Based on all of the above, I dissent.
Sweeney and C. Brown, JJ., concur in the foregoing dissenting opinion.

 This opportunity to reject the offer not only provides the policy holder the right to purchase uninsured motorist coverage but also recognizes that the insured may not wish, or be able to afford the premiums for, full coverage. The policy holder may indeed desire to purchase more restrictive coverage, or a policy with lesser limits of recovery, if such is offered by the insurer.

 An influential statement made by Professor Llewellyn addressed the problems of standard form contracts and is of guidance in this case:
“Instead of thinking about ‘assent’ to boiler-plate clauses, we can recognize that so far as concerns the specific, there is no assent at all. What has in fact been assented to, specifically, are the few dickered terms, and the broad type of the transaction, and but one thing more. That one thing more is a blanket assent (not a specific assent) to any not unreasonable or indecent terms the seller may have on his form, which do not alter or eviscerate the reasonable meaning of the dickered terms. The fine print which has not been read has no business to cut under the reasonable meaning of those dickered terms which constitute the dominant and only real expression of agreement * * *.
(< * * *
“* * * [T]he boiler-plate is assented to en bloc, ‘unsight, unseen,’ on the implicit assumption and to the full extent that (1) it does not alter or impair the fair meaning of the dickered terms when read alone, and (2) that its terms are neither in the particular nor in the net manifestly unreasonable and unfair. Such is the reality, and I see nothing in the way of a court’s operating on that basis, to truly effectuate the only intention which can in reason be worked out as common to the two parties, granted good faith. And if the boiler-plate party is not playing in good faith, there is law enough to bar that fact from benefiting it * * *. [A]ny contract with boiler-plate results in two several contracts; the dickered deal, and the collateral one of supplementary boiler-plate.

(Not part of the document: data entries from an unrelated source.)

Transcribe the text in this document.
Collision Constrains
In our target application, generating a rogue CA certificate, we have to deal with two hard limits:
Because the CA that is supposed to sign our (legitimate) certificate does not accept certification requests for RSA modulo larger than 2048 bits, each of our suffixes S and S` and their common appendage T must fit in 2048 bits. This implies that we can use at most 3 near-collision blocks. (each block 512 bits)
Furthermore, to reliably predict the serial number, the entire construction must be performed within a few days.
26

“Rooted in sense, history, and simplicity, it is an answer which could occur to anyone.” (Emphasis sic.) Llewellyn, The Common Law Tradition, Deciding Appeals (1960) 370-371.

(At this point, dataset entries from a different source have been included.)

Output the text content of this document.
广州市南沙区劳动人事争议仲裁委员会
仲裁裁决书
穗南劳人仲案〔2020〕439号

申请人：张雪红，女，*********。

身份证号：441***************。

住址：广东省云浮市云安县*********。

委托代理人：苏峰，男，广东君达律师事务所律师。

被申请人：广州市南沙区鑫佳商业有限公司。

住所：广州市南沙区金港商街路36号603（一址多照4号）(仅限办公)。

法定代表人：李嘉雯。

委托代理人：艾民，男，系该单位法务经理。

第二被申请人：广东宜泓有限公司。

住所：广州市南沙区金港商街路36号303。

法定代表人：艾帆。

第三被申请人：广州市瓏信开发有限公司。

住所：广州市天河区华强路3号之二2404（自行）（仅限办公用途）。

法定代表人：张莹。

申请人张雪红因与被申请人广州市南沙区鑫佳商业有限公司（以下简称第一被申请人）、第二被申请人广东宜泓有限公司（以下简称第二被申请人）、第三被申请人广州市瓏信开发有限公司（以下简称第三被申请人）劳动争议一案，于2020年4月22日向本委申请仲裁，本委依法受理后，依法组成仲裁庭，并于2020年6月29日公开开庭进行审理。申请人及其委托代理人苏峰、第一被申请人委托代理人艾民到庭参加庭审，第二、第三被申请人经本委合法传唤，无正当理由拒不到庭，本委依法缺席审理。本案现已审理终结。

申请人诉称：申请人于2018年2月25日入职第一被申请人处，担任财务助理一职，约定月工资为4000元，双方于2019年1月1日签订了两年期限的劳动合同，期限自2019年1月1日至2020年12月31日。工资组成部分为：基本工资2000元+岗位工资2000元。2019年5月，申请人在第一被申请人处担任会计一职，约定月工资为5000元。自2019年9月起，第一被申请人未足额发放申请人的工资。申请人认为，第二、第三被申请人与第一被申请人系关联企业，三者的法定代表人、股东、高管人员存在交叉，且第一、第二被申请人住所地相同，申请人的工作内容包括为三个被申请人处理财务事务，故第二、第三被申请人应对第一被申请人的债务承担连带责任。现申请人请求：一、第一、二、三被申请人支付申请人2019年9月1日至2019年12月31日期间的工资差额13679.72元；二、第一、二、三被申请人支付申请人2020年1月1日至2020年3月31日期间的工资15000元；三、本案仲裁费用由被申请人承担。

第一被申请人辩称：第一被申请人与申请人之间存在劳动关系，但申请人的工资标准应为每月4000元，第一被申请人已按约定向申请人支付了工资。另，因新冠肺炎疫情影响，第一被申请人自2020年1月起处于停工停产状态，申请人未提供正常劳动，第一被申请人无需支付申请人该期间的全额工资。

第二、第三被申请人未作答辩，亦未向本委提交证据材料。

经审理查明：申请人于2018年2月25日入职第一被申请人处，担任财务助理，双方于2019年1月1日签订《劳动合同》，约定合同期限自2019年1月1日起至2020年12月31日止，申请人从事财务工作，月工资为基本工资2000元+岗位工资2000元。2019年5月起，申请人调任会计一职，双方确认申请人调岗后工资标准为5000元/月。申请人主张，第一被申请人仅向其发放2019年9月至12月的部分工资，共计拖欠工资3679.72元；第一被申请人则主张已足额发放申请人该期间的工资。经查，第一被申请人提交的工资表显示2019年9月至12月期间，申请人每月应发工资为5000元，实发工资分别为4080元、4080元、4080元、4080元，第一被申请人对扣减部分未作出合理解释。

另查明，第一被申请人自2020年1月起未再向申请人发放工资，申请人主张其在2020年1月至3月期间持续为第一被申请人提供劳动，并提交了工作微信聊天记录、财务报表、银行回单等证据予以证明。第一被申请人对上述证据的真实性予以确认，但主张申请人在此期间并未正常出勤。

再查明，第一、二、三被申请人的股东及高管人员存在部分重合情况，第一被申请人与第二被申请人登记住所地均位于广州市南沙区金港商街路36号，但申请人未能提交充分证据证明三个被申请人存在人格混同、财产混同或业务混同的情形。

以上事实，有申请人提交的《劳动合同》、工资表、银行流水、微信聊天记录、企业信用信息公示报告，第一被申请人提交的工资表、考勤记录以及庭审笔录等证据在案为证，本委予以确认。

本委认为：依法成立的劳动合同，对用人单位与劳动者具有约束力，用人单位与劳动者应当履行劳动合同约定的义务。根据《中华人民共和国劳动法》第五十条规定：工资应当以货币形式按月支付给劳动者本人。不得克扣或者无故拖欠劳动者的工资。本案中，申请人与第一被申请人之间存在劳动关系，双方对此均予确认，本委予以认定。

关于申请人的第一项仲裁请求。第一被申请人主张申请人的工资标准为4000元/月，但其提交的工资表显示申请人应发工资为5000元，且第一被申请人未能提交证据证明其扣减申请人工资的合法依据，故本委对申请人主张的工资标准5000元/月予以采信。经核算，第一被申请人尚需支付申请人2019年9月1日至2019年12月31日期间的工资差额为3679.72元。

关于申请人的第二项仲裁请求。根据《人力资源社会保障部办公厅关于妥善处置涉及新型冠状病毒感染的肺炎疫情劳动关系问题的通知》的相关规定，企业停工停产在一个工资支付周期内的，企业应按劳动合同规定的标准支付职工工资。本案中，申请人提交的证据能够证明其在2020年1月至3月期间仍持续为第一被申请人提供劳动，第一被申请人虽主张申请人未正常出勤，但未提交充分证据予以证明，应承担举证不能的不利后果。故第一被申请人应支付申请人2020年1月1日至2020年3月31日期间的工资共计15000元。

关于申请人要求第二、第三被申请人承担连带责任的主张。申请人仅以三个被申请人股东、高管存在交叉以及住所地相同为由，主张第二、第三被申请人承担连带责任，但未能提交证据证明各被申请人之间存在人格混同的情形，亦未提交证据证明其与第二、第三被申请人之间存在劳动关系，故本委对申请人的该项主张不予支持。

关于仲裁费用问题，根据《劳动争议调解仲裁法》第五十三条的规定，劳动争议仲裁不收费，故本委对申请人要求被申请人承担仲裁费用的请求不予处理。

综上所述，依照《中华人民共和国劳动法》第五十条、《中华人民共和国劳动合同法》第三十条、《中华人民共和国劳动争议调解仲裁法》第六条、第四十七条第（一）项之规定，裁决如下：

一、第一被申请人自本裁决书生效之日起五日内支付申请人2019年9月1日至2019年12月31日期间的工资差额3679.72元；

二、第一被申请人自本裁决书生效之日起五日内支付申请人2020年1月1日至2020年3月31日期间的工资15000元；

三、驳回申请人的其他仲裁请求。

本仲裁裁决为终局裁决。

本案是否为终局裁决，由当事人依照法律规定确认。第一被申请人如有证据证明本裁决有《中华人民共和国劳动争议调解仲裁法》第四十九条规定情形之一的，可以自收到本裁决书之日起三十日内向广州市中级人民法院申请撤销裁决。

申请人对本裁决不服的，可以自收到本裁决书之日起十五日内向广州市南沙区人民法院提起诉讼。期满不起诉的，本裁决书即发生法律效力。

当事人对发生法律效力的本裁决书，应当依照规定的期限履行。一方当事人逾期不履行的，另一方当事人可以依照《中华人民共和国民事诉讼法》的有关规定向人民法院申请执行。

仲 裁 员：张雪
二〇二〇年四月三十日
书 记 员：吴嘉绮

 The policy herein did contain a valid "anti-stacking clause which, by its own terms, is not at issue in this case. See fn. 1, supra. As we noted in Karabin v. State Automobile Mut. Ins. Co. (1984), 10 Ohio St. 3d 163, 165: “* * * [I]t is apparent that divisions (A) and (E) [now (G)] complement rather than conflict with each other. Division (A) sets forth the general policy guaranteeing that an insured will be afforded the opportunity to purchase uninsured motorist coverage in an amount up to his liability limits. Division (E) provides a specific modification, permitting insurers to confine their liability to the limits of a single policy.” (Emphasis added.)

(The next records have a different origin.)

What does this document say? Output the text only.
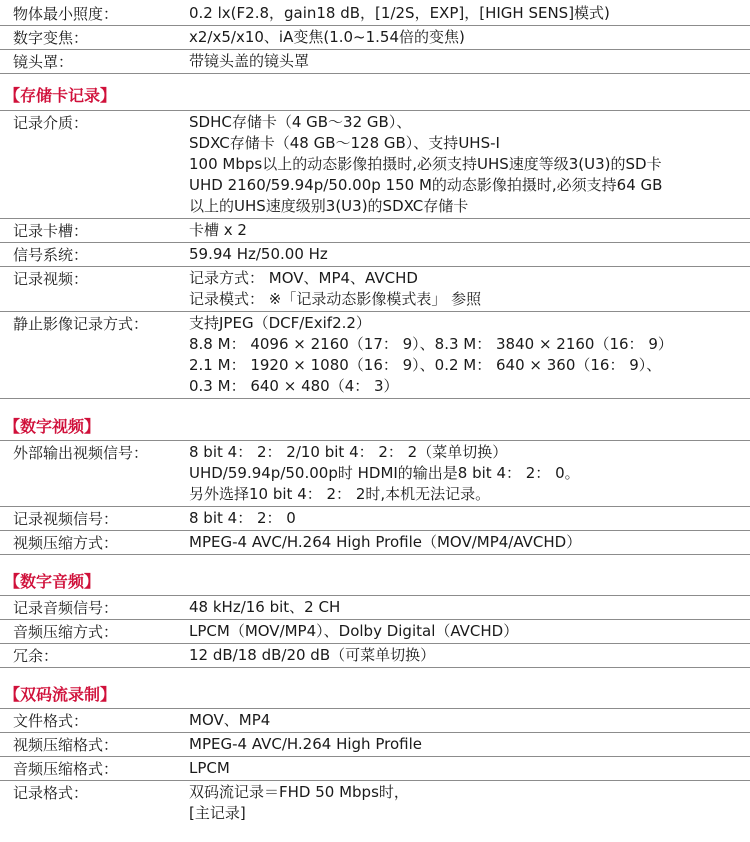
物体最小照度：	0.2 lx(F2.8，gain18 dB，[1/2S，EXP]，[HIGH SENS]模式)
数字变焦：	x2/x5/x10、iA变焦(1.0~1.54倍的变焦)
镜头罩：	带镜头盖的镜头罩
【存储卡记录】
记录介质：	SDHC存储卡（4 GB～32 GB）、
SDXC存储卡（48 GB～128 GB）、支持UHS-I
100 Mbps以上的动态影像拍摄时,必须支持UHS速度等级3(U3)的SD卡
UHD 2160/59.94p/50.00p 150 M的动态影像拍摄时,必须支持64 GB
以上的UHS速度级别3(U3)的SDXC存储卡
记录卡槽：	卡槽 x 2
信号系统：	59.94 Hz/50.00 Hz
记录视频：	记录方式： MOV、MP4、AVCHD
记录模式： ※「记录动态影像模式表」 参照
静止影像记录方式：	支持JPEG（DCF/Exif2.2）
8.8 M： 4096 × 2160（17： 9）、8.3 M： 3840 × 2160（16： 9）
2.1 M： 1920 × 1080（16： 9）、0.2 M： 640 × 360（16： 9）、
0.3 M： 640 × 480（4： 3）
【数字视频】
外部输出视频信号：	8 bit 4： 2： 2/10 bit 4： 2： 2（菜单切换）
UHD/59.94p/50.00p时 HDMI的输出是8 bit 4： 2： 0。
另外选择10 bit 4： 2： 2时,本机无法记录。
记录视频信号：	8 bit 4： 2： 0
视频压缩方式：	MPEG-4 AVC/H.264 High Profile（MOV/MP4/AVCHD）
【数字音频】
记录音频信号：	48 kHz/16 bit、2 CH
音频压缩方式：	LPCM（MOV/MP4）、Dolby Digital（AVCHD）
冗余：	12 dB/18 dB/20 dB（可菜单切换）
【双码流录制】
文件格式：	MOV、MP4
视频压缩格式：	MPEG-4 AVC/H.264 High Profile
音频压缩格式：	LPCM
记录格式：	双码流记录＝FHD 50 Mbps时，
[主记录]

The breadth of the “specific modification” made by the legislature is found in paragraph one of the syllabus in Karabin:
“The unambiguous language of former R.C. 3937.18(E) permits insurance carriers to include provisions in automobile insurance contracts which preclude stacking of uninsured motorist coverage.”
The exclusion clause at issue in this case simply does not fall within the narrow “anti-stacking” exception carved out by the legislature. Other than terms which fall within the statutory exception, insurers cannot reduce or restrict uninsured motorist coverage absent a rejection of such coverage by the named insured. R.C. 3937.18(A).